Premier, który nie ma absolutnie żadnej szansy na większość, udaje, że funkcjonuje w alternatywnej rzeczywistości i odmawia zabrania zabawek. To jest po prostu kompromitacja - oceniła w "Kawie na ławę" w TVN24 wicemarszałek Senatu Magdalena Biejat (Razem). Poseł Konfederacji Michał Wawer mówił, że "nie ma nawet żadnej próby zbudowania rządu przez Mateusza Morawieckiego". - To czysto medialna kreacja - stwierdził.
Prezydent Andrzej Duda mimo deklaracji Koalicji Obywatelskiej, Trzeciej Drogi i Lewicy o zawiązaniu koalicji powierzył misję utworzenia rządu Mateuszowi Morawieckiemu. Dotychczasowa opozycja demokratyczna może liczyć w nowym Sejmie na 248 spośród 460 mandatów, a PiS - na 194.
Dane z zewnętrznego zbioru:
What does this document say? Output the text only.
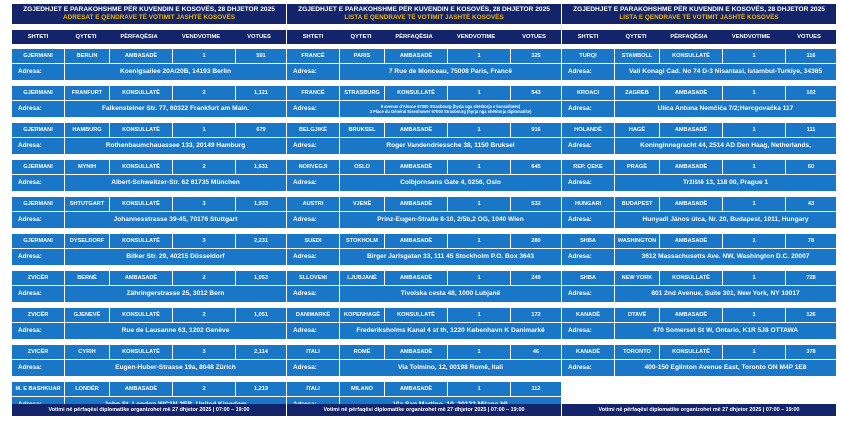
ZGJEDHJET E PARAKOHSHME PËR KUVENDIN E KOSOVËS, 28 DHJETOR 2025
ADRESAT E QENDRAVE TË VOTIMIT JASHTË KOSOVËS
SHTETI	QYTETI	PËRFAQËSIA	VENDVOTIME	VOTUES
GJERMANI	BERLIN	AMBASADË	1	591
Adresa:	Koenigsallee 20A/20B, 14193 Berlin
GJERMANI	FRANFURT	KONSULLATË	2	1,121
Adresa:	Falkensteiner Str. 77, 60322 Frankfurt am Main.
GJERMANI	HAMBURG	KONSULLATË	1	679
Adresa:	Rothenbaumchauassee 133, 20149 Hamburg
GJERMANI	MYNIH	KONSULLATË	2	1,631
Adresa:	Albert-Schweitzer-Str. 62 81735 München
GJERMANI	SHTUTGART	KONSULLATË	3	1,933
Adresa:	Johannesstrasse 39-45, 70176 Stuttgart
GJERMANI	DYSELDORF	KONSULLATË	3	2,231
Adresa:	Bilker Str. 29, 40215 Düsseldorf
ZVICËR	BERNË	AMBASADË	2	1,053
Adresa:	Zähringerstrasse 25, 3012 Bern
ZVICËR	GJENEVË	KONSULLATË	2	1,051
Adresa:	Rue de Lausanne 63, 1202 Genève
ZVICËR	CYRIH	KONSULLATË	3	2,114
Adresa:	Eugen-Huber-Strasse 19a, 8048 Zürich
M. E BASHKUAR	LONDËR	AMBASADË	2	1,219
Votimi në përfaqësi diplomatike organizohet më 27 dhjetor 2025 | 07:00 – 19:00
ZGJEDHJET E PARAKOHSHME PËR KUVENDIN E KOSOVËS, 28 DHJETOR 2025
LISTA E QENDRAVE TË VOTIMIT JASHTË KOSOVËS
SHTETI	QYTETI	PËRFAQËSIA	VENDVOTIME	VOTUES
FRANCË	PARIS	AMBASADË	1	325
Adresa:	7 Rue de Monceau, 75008 Paris, Francë
FRANCË	STRASBURG	KONSULLATË	1	543
Adresa:	8 avenue d'Alsace 67000 Strasbourg (hyrja nga shëtitorja e konsullatës)
3 Place du Général Eisenhower 67000 Strasbourg (hyrja nga shëtitorja diplomatike)
BELGJIKË	BRUKSEL	AMBASADË	1	916
Adresa:	Roger Vandendriessche 38, 1150 Bruksel
NORVEGJI	OSLO	AMBASADË	1	645
Adresa:	Colbjornsens Gate 4, 0256, Oslo
AUSTRI	VJENË	AMBASADË	1	532
Adresa:	Prinz-Eugen-Straße 8-10, 2/5b,2 OG, 1040 Wien
SUEDI	STOKHOLM	AMBASADË	1	280
Adresa:	Birger Jarlsgatan 33, 111 45 Stockholm P.O. Box 3643
SLLOVENI	LJUBJANË	AMBASADË	1	249
Adresa:	Tivolska cesta 48, 1000 Lubjanë
DANIMARKË	KOPENHAGË	KONSULLATË	1	172
Adresa:	Frederiksholms Kanal 4 st th, 1220 København K Danimarkë
ITALI	ROMË	AMBASADË	1	46
Adresa:	Via Tolmino, 12, 00198 Romë, Itali
ITALI	MILANO	AMBASADË	1	112
Votimi në përfaqësi diplomatike organizohet më 27 dhjetor 2025 | 07:00 – 19:00
ZGJEDHJET E PARAKOHSHME PËR KUVENDIN E KOSOVËS, 28 DHJETOR 2025
LISTA E QENDRAVE TË VOTIMIT JASHTË KOSOVËS
SHTETI	QYTETI	PËRFAQËSIA	VENDVOTIME	VOTUES
TURQI	STAMBOLL	KONSULLATË	1	116
Adresa:	Vali Konagi Cad. No 74 D-3 Nisantasi, Istambul-Turkiye, 34365
KROACI	ZAGREB	AMBASADË	1	102
Adresa:	Ulica Antuna Nemčića 7/2;Hercgovačka 117
HOLANDË	HAGË	AMBASADË	1	111
Adresa:	Koninginnegracht 44, 2514 AD Den Haag, Netherlands,
REP. ÇEKE	PRAGË	AMBASADË	1	60
Adresa:	Tržiště 13, 118 00, Prague 1
HUNGARI	BUDAPEST	AMBASADË	1	43
Adresa:	Hunyadi János útca, Nr. 20, Budapest, 1011, Hungary
SHBA	WASHINGTON	AMBASADË	1	78
Adresa:	3612 Massachusetts Ave. NW, Washington D.C. 20007
SHBA	NEW YORK	KONSULLATË	1	728
Adresa:	801 2nd Avenue, Suite 301, New York, NY 10017
KANADË	OTAVË	AMBASADË	1	126
Adresa:	470 Somerset St W, Ontario, K1R 5J8 OTTAWA
KANADË	TORONTO	KONSULLATË	1	378
Adresa:	400-150 Eglinton Avenue East, Toronto ON M4P 1E8
Votimi në përfaqësi diplomatike organizohet më 27 dhjetor 2025 | 07:00 – 19:00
O tej sprawie dyskutowali w niedzielę goście "Kawy na ławę" w TVN24.
Prezydencki minister Andrzej Dera mówił, że "prezydent realizuje zapisy konstytucji i dobry zwyczaj parlamentarny, który mówi, że partia, która wygrała wybory, uzyska najlepszy wynik, ma najwięcej posłów, ma szansę i ma prawo skorzystania z tego", by powierzyć jej misję tworzenia rządu.
Dodał, że wiara prezydenta, że Morawiecki znajdzie większość, "wynika z tego, że zapewniał o tym pan premier".
Wawer: nie padło żadne zaproszenie do rozmów ze strony Morawieckiego
Poseł Konfederacji Michał Wawer zapytał Derę, czy "Pałac Prezydencki wie, że pan premier Morawiecki nawet nie próbuje".
- Mamy taką sytuację, że to jest pewna medialna opowieść snuta, ale według mojej wiedzy - a jako wiceprzewodniczący klubu Konfederacji myślę, że mam wiedzę dość kompletną - nie padło żadne zaproszenie do rozmów - powiedział. Dodał, że nie ma żadnych rozmów.
- To jest czysto medialna kreacja. Nie ma nawet żadnej próby zbudowania rządu przez Mateusza Morawieckiego - mówił. - Nie mówię, że jesteśmy zainteresowani tym, ale jest to zabawne - dodał.
Zgorzelski: większość może być tylko jedna
Wicemarszałek Sejmu Piotr Zgorzelski (Trzecia Droga-PSL) podkreślił, że "została stworzona koalicja, która w wymiarze matematycznym ma 248 głosów". - Potwierdziła to podczas głosowania chociażby na marszałka Sejmu i co do tego nie ma najmniejszej wątpliwości - mówił.
- W zbiorze całości większość może być tylko jedna (...) Po drugiej stronie nie może być drugiej większości - dodał.
Lubnauer: prezydent dał PiS-owi czas na szaber
Posłanka Koalicji Obywatelskiej Katarzyna Lubnauer oceniła, że "prezydent dał PiS-owi czas na szaber". - Bo to, co robią w tej chwili, to jest czysty szaber - powiedziała.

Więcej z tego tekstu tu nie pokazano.